Bill James talked to Seattle Times reporter Geoff Baker yesterday and curiously inserted himself into a nonexistent debate regarding the 2009 AL Cy Young. James proffered a strange argument in favor of Felix Hernandez:
Bill James Makes Bizarre Argument that Bill James of 1985 Would Have Shredded
↵↵“the Mariners were 25-9 when Felix started last year. The Royals were 17-16 when Greinke started. And it was only a difference of 24 runs scored. The Mariners scored 149 runs in Felix’s starts and went 25-9. The Royals scored 117 for Greinke and went 17-16. There’s a difference in the bullpens of course. But then, the Mariner bullpen was struggling for some of the year and the Royals have (Joakim) Soria, so that’s not the whole thing either. […] I think they were on the same level, or that Felix was an inch ahead.”
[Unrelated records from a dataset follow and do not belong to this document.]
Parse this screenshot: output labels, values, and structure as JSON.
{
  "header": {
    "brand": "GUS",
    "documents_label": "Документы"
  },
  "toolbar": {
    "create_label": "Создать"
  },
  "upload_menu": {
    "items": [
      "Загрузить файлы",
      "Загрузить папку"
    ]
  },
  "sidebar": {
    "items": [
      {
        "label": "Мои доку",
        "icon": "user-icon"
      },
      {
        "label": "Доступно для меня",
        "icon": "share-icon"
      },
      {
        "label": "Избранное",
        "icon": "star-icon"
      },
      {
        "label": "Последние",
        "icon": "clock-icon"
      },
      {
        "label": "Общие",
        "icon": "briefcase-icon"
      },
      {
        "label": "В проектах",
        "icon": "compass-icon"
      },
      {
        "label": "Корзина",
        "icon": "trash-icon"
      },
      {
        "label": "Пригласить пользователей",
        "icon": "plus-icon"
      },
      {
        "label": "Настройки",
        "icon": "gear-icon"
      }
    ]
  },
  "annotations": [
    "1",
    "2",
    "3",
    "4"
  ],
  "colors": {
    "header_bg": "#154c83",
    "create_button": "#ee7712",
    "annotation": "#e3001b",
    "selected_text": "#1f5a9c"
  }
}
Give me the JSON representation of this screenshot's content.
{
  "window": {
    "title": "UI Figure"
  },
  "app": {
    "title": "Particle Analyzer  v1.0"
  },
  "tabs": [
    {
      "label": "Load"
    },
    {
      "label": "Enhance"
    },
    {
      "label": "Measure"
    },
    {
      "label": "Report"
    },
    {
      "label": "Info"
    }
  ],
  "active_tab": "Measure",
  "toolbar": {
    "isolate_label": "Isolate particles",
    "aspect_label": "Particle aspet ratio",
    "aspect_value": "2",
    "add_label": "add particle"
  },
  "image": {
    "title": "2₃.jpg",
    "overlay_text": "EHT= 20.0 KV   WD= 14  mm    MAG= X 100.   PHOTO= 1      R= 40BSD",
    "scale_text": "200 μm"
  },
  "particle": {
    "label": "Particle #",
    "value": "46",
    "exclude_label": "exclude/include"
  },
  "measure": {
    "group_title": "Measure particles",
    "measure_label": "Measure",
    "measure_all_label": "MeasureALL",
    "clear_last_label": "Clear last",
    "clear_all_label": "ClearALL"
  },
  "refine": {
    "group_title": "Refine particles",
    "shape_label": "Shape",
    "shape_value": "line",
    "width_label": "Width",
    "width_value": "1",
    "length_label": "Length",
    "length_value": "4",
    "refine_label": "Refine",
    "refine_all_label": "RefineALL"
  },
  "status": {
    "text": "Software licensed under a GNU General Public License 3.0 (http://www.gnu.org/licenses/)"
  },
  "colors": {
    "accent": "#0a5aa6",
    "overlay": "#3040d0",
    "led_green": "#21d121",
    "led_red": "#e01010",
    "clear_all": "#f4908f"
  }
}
↵↵Are we sure Bill James said this? Perhaps it was somehow generated by the mysterious “Bill James” Projection System, which James sold his name to and nobody in the baseball world seems to know anything about. Predictably, Kansas City fans are not pleased. First of all, looking at a team’s record during a starting pitcher’s starts, the premise of James’s argument, is awful. Teams are not the same, and even in the sports world of heroic individualism, the other 24 dudes in the dugout can and do affect the game. Zack Greinke’s team was horrible last season: bad lineup, weak bullpen. But hey, there were only 29 teams separating the Mariners and Royals defensively.
↵Secondly, what kind of evidence is he giving here? The runs scored figures he cites are bizarre, because 24 runs is not an irrelevant number. I think Zack Greinke would like to have those 24 runs of support. If anything, it is more data saying Greinke was less supported. This is followed up by some utterly lazy analysis of the bullpens. James is vague and imprecise, saying the Mariner bullpen “struggled” for “some” of the year, while the Royals had Joakim Soria… which is somehow supposed to mean “the Royals had a similar bullpen”. Actually, the Mariner bullpen supported Felix much better in 2009, blew fewer of his games and allowed fewer runs in the starts in question.
↵Nobody would care if one of the hundred generic baseball writers in North America made an argument like this. Bill James, however, was a name that once stood for a certain kind of data-driven approach to the game. This argument, however, signals the empty iconoclasm that has been a part of his increased irrelevance as a legitimate baseball mind.